Longinterval Imaging Of Dendritic Arbor Growth

In vivo time-lapse imaging of developing tectal neurons reveals that dendritic arbor growth involves more that than straightforward extension to presynaptic targets25. Rather, there is a highly dynamic process involving considerable remodeling. Imaging the same developing neuron over multiple days within the intact brain reveals that neurons pass through distinct growth phases. Neurons are initially round cells devoid of processes.
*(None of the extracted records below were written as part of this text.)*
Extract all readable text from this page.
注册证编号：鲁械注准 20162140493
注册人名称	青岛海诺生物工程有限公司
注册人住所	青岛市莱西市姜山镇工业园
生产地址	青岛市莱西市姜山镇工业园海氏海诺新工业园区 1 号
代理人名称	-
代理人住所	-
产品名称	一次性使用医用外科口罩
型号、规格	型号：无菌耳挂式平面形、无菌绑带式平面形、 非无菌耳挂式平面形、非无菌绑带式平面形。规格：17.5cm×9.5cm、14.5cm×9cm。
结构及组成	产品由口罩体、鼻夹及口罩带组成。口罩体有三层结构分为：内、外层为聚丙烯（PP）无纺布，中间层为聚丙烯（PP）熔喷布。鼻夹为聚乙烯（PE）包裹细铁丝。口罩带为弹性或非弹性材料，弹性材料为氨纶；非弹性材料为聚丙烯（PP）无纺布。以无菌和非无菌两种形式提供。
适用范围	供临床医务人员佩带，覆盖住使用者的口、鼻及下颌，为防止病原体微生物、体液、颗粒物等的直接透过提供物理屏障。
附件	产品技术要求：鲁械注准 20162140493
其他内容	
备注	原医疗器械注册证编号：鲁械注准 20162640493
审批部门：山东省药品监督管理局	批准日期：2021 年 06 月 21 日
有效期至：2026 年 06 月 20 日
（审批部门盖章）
Short neurites extend, and axons differentiate and extend toward targets. During this initial axonal extension phase, the dendritic arbor is in a quiescent state with few dendritic branches or length added. Dendritic growth then switches to a period of rapid arbor elaboration. In Xenopus tectal neurons, a dynamic period of growth lasting 4 days ensues (Figure 20.1). New branches are added both by extension of dendritic growth cones and addition of interstitial branches, with the majority of growth associated with extension of interstitial branches. New branch length then supports the emergence of further new interstitial branches, thereby continuously increasing arbor complexity. Comparing dendrites from the same neuron from one day to the next reveals that even relatively large portions of the arbor can be partially or completely retracted. After 4 days, growth rates plateau and no further net increase in arbor length or branch number occurs.